We are told in Hebrews 9:22 “… without shedding of blood is no remission. The significance of the shedding of blood can be found in Leviticus 17:11, “For the life of the flesh is in the blood: and I have given it to you upon the altar to make an atonement for your souls (lives): for it is the blood that maketh an atonement for the soul (life).” And Leviticus 17:14, “For it (the blood) is the life of all flesh … for the life of all flesh is the blood thereof.” Here is life as the leading element of blood used in sacrificial ritual and ceremony.

Animal Sacrifices Prefigured the Sacrifice of Christ

In the writings of the apostles, we are directed to look back and understand that all these practices were foreshadows, figurative and symbolic representations of what God intended to achieve concerning us through His Son (Hebrews 10:1-4). Animal sacrifices served as a symbolic institution, allowing humanity to approach God acceptably despite their estranged and condemned state, in the hope of eventual reconciliation through Jesus Christ, the perfect sacrifice.

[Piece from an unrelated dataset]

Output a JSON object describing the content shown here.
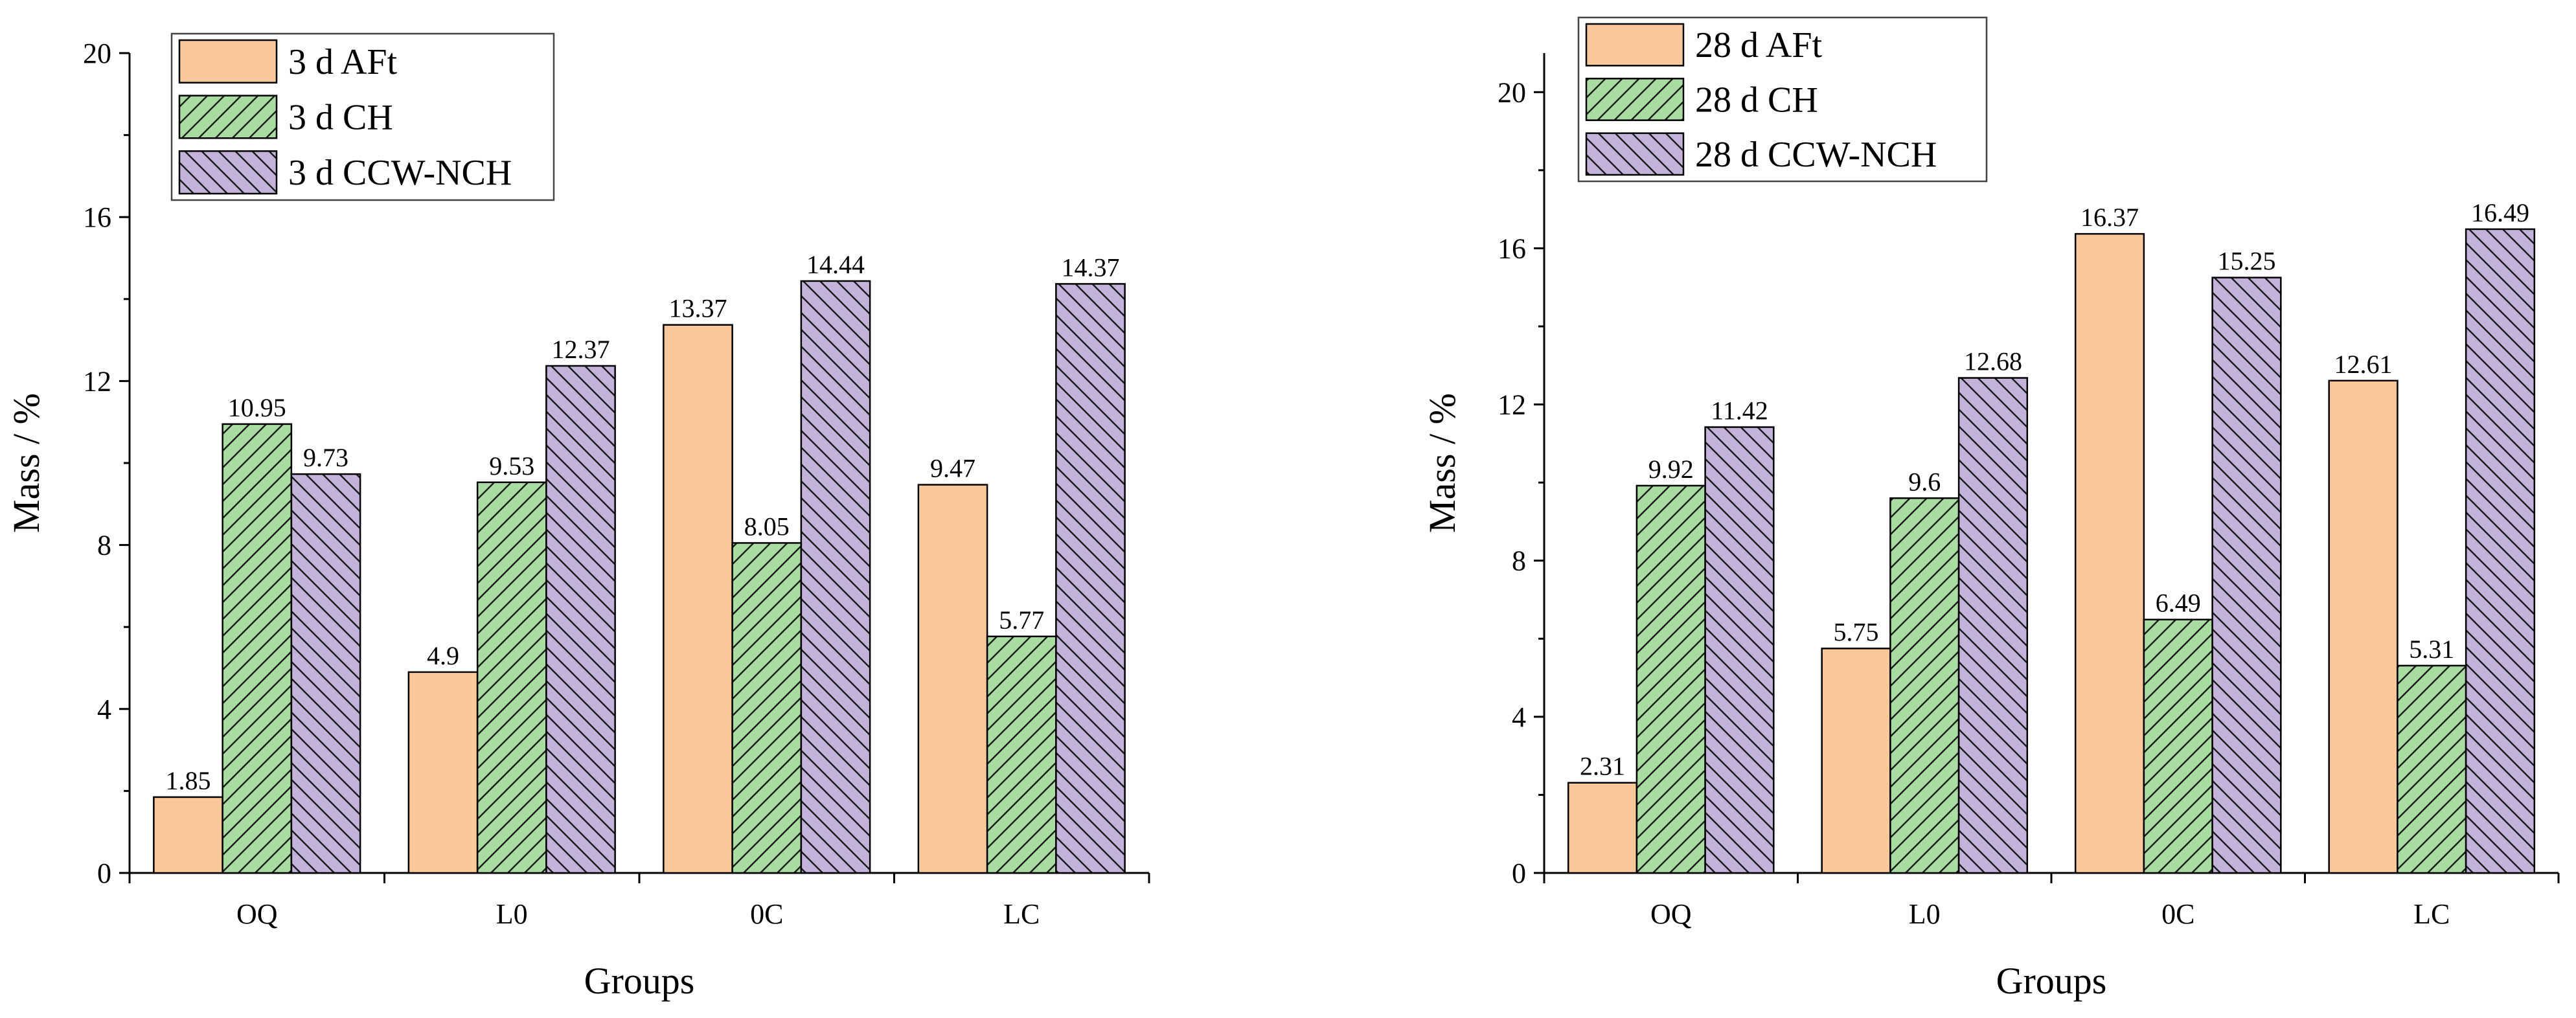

God ordained a ritual where individuals would place their hands on the head of an animal, confess their sins, kill it, and takes its blood and offer it to God. The poured out the blood symbolised the offered life. This ritual was the recognition and declaration by the worshipper that they were under condemnation and had no rightful claim to their life. By approaching God in this prescribed manner, they recognized their standing and pleased God by acknowledging his righteousness.

Animal Sacrifices Cannot Take Away Sin

Paul points out that "The blood of bulls and goats cannot take away sin," Hebrews 10:4-18 unlike the blood of Christ which can. The question arises: Why couldn't the shedding of the blood of bulls and goats take away sin, since it is an act which symbolized the offerer's confession and renouncement of sin, just like a person coming to God through the shed blood of Christ?

The key to understanding this lies in Paul's statement concerning Christ's death in Romans 3:21–22, where he says, "The righteousness of God without the law is manifested in Christ." In Romans 3:25, it is further explained, "Whom God hath set forth to be a propitiation through faith in his blood, to declare his righteousness for the remission of sins that are past, through the forbearance of God; to declare, I say, at this time His righteousness, that He might be just and the justifier of him that believes in Jesus."

In essence, what this means is that God upholds His righteousness and supreme authority even as He forgives us. He requires us to acknowledge and submit to His righteousness and supremacy as a condition for exercising his forbearance and mercy in forgiving our sins. Presenting Christ as the object of faith in His blood, in a propitiatory sense, forms the basis for the forgiveness offered to us.

Only Christ’s Sacrifice Can Take Away Sin

The question arises: Why does the death of Christ serve as a sufficient basis for the forgiveness of sins leading to eternal life, while the death of animals did not? The answer lies in the fact that Christ's death was intended "to declare the righteousness of God" and serve as the basis for God's forbearance in offering us forgiveness and deliverance from mortality.

Looking at Christ's death, we can see the declaration of that righteousness Romans 3:24-26. Conversely, when we observe the sacrifice of a lamb or any animal, we do not see a declaration of the righteousness of God except in a symbolic shadow, type, or figure. The animal has done no wrong and punishing it for someone else's sin would be fundamentally unjust and not righteous. In the death of Christ, however, the purpose was for "God to be just" while simultaneously acting as the justifier and forgiver of the unjust who repent in faith.

Animal sacrifices could only symbolise this truth in a preliminary and symbolic sense. They did not fully depict God's righteousness, except in a prophetic capacity. They were a precursor to the true display of God's righteousness that would be accomplished through the Lamb provided by God Himself. Abraham, under the influence of the Spirit of God, foretold this when he said to Isaac, "God will provide Himself a lamb, my son." And when Jesus arrived, John declared, "Behold the Lamb of God, who takes away the sin of the world."